Wind Tunnel Applications
Low-level strain or pressure sensors are subjected to numerous sources of noise from industrial equipment driving the air stream. The relevant phenomena are hard to detect under the best of conditions.

With maximum effort to protect signals, a careful statistical analysis can deduce important information at the level of the least significant bits. Typically, extra expense for every possible signal quality effort is justified.

When every aspect of signal quality is important, system development costs can greatly exceed those of the equipment. Rather than building everything from scratch, choose a signal conditioning system that provides dedicated differential amplifiers, independently-regulated excitation on every signal, isolation of signal and converter grounds, independent converters on every channel, self-calibration, and a mix of digital and analog filtering for optimized signal quality (Figure 3).
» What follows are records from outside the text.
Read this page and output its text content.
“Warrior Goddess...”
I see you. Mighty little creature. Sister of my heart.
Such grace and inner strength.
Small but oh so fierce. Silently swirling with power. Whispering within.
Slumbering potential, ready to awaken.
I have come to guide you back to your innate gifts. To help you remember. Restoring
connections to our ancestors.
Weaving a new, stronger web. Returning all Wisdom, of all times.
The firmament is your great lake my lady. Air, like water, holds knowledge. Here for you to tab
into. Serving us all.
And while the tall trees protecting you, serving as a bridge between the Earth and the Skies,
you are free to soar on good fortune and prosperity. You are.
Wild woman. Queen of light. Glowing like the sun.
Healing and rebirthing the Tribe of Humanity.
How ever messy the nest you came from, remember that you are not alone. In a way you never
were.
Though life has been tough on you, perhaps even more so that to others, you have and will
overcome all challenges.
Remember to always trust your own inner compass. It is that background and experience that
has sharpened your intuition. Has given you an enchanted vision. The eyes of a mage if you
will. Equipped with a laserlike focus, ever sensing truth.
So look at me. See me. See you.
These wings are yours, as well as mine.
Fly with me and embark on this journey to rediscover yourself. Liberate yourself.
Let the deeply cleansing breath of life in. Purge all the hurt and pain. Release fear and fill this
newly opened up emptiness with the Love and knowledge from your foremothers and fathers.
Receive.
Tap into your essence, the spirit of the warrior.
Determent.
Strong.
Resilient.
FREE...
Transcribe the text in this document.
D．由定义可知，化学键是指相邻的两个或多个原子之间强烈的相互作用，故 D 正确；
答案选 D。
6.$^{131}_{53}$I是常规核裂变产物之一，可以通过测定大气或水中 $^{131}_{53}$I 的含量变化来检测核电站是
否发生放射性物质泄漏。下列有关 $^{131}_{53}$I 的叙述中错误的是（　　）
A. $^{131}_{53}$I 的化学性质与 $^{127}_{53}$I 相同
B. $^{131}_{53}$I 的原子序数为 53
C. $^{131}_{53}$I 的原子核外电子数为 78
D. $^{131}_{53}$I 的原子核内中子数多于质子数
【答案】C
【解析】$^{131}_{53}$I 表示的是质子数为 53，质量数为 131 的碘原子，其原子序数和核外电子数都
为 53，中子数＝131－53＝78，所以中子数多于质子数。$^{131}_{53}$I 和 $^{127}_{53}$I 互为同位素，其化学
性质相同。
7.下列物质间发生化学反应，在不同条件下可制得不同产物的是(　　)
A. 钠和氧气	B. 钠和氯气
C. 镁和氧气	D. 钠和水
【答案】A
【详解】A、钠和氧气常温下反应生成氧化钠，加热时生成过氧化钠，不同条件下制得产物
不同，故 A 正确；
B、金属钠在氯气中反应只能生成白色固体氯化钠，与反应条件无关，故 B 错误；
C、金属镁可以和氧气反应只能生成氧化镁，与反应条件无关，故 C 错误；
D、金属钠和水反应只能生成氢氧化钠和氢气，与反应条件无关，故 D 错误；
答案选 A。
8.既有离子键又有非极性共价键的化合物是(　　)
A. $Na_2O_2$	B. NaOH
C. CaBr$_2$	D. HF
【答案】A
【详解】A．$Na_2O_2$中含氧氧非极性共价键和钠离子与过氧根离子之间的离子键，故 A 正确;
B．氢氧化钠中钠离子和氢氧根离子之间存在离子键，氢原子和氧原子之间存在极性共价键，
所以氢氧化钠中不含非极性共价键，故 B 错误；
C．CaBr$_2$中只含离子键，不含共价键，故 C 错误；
Figure 3. Signal Conditioning System

Summary

  • Start with a realistic assessment of needs. What information is needed? What error tolerance is accepted?
  • Consider the sources of corrupting noise. Apply countermeasures to address likely problems.
  • Right-size your acquisition equipment. Neither over-specify nor waste money on underpowered equipment that can't deliver needed performance.
  • Apply relatively simple and inexpensive signal quality measures such as differential signals and protecting your cables first.
  • Use processing as part of signal capture to reduce bulk data to clean information.
  • Follow the accuracy guidelines given in the sidebar.

About the Author
Larry Trammell is a senior software engineer at Microstar Laboratories. He joined the company in 1992. Mr. Trammell received a B.S.E.E. from Washington State University and an M.S.E.E. from Oregon State University. Microstar Laboratories, 2265 116th Ave. N.E., Bellevue, WA 98004, e-mail: [email protected]

Up to 10 Bits (0.1% Error) and Low Bandwidths
Minimal caution unless there are obvious hazards. Go cheap and save money.

10 to 12 Bits (0.025% Error) to Moderate Bandwidths
Take some care to protect and terminate signals. Single-ended signals usually are sufficient with grounded separator lines. Avoid known noise sources.

12 to 14 Bits (0.005% Error) to Moderately High Bandwidths
Watch termination, signal grounding, and regulation. Use differential signals if possible. Shield cable bundles from noise sources.

14 to 16 Bits (0.002% Error) With Moderate to High Bandwidths
Be careful in general. Use differential signals. Boost signal strength as close as possible to the source. Be rigorous about shielding. Regulate sensor excitation carefully to avoid introducing noise. Anticipate possible conversion rate reductions to allow converters to settle to full accuracy.